History 322

HIST 322
Middle East in the World: 600-1700 (C)

1. Catalog Entry

HIST 322
Middle East in the World: 600-1700 (C)

Credit hours (3)
Prerequisite: Three hours of HIST at 100 level

This course covers the major cultural, political, social, economic, and environmental aspects of the history of the Middle East from the seventh to the eighteenth century. Students will learn about the history of Islam, the spread of the early Caliphates, and the imperial dimensions of the Eastern Mediterranean world. Students who have already received credit for HIST 319 may take HIST 322 for credit.

2. Detailed Description of Course

This course is a survey of Middle East history from the seventh to the seventeenth centuries. It will cover the major political, cultural, and social developments that took place over this period. The course will cover topics as diverse as the birth of Islam, the impact of the Mongol invasions on the region, the Black Death of the 14th century, and the rise of the Ottoman Empire. Throughout, the focus will be on the global structures, networks, and relationships that made the region such a dynamic place.

The course will also ask students to consider the changing definition of the “Middle East” throughout the millennium we cover. The term “Middle East” encompasses a vast and diverse region, extending from Central Asia to Western Sahara, from the headwaters of the White Nile to the Bosporus. The breadth of political, cultural, and historical variety contained within this world region is staggering; while accepting the Middle East as a coherent concept, the course will strive to give students some understanding of its world-historical context. The course goal is to situate the Middle East within the larger scope of world history, to gain a knowledge base that will allow students to better comprehend the processes of history. As the North African philosopher and historian Ibn Khaldun (1332-1406) suggested, we will try to understand both the “surface” of history – dates, events, and persons – and also its “inner meaning.”

3. Detailed Description of Conduct of Course

The course will consist of a combination of lectures and discussions, some of which will be student-led. Students may also be required to make formal presentations to the class.

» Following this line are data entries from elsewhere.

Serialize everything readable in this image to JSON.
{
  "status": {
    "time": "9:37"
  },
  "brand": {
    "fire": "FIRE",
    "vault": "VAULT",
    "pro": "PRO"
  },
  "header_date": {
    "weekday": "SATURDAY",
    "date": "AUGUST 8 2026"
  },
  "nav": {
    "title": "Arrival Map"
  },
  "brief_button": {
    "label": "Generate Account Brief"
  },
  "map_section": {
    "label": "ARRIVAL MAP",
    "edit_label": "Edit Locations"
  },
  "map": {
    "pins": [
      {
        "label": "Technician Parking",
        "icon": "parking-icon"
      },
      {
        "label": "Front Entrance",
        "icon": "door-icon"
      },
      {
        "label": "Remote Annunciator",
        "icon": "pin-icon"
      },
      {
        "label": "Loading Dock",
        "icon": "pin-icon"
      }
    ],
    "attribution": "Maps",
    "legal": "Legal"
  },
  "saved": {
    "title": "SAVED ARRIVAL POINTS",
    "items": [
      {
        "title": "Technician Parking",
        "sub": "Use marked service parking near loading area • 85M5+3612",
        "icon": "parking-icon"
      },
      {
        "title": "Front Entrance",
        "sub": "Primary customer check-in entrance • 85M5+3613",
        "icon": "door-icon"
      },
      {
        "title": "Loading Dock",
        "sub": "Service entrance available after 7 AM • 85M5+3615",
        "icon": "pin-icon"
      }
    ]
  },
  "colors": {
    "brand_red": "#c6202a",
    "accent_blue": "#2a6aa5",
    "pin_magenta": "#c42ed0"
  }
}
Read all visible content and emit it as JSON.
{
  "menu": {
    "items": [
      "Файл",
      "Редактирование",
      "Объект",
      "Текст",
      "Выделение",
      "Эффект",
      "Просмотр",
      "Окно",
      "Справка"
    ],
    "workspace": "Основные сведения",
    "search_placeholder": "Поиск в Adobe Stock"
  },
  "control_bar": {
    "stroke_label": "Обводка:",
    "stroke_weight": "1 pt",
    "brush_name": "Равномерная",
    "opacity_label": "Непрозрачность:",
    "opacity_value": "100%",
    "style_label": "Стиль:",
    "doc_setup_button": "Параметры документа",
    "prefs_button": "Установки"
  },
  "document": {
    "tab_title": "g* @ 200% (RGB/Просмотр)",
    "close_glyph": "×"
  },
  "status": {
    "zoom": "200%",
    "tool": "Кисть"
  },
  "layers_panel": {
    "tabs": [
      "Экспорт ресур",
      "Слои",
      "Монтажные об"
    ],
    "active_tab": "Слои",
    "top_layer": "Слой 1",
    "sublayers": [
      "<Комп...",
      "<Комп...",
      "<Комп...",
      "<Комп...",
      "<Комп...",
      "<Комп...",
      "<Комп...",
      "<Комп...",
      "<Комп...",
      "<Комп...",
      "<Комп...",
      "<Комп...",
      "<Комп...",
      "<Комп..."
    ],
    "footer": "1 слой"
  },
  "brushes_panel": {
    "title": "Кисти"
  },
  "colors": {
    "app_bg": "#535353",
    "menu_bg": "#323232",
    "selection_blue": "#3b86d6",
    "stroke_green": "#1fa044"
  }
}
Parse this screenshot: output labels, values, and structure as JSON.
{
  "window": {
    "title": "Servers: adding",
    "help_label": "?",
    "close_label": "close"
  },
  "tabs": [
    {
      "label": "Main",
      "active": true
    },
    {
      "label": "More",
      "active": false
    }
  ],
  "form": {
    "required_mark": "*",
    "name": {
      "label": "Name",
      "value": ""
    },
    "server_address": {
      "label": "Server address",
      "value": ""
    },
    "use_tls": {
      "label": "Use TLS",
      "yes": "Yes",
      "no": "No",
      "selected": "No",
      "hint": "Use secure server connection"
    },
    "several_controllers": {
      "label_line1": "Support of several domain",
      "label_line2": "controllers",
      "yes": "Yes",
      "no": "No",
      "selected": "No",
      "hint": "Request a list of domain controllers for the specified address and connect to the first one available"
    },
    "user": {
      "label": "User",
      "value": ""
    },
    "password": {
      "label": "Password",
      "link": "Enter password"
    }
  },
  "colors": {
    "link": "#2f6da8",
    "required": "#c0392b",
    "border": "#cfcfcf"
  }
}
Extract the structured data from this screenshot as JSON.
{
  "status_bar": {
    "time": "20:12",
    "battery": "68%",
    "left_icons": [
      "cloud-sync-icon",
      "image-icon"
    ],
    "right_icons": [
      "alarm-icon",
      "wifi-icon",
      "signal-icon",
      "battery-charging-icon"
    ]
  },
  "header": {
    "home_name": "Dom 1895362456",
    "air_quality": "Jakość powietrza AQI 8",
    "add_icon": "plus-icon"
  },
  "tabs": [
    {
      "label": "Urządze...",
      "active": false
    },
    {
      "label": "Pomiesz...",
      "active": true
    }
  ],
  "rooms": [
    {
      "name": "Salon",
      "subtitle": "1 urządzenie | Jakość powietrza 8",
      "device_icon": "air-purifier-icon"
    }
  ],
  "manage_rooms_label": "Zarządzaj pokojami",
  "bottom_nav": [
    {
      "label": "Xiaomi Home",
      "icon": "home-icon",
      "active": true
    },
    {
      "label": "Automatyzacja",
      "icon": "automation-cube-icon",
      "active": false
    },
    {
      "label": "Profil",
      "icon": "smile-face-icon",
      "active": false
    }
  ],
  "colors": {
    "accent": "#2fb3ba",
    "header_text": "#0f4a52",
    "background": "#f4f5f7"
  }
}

4. Goals and Objectives of the Course

Having successfully completed this course, students will be able to:
    1) Students will practice thinking critically and analytically about historical issues, acquire a broader knowledge and deeper understanding of
       pertinent historical events and processes, and cultivate a familiarity with the concepts of historical argument and interpretation.  Research
       certification in the fitness and strength and conditioning fields.
    2) Students will develop disciplinary research skills by designing strategies to locate and analyze primary and secondary source evidence,
       processing and organizing the resultant data, and composing proper citation and bibliographical entries.
    3) Students will apply their critical thinking, research, and compositional skills to the creation and presentation of thesis driven essays that discuss,
       for example, historical social, economic, political, and/or cultural developments and that address issues such as the causes and consequences of
       historical change and continuity.

5. Assessment Measures

Course assessment may consist of tests and paper assignments, some of which may require significant student research.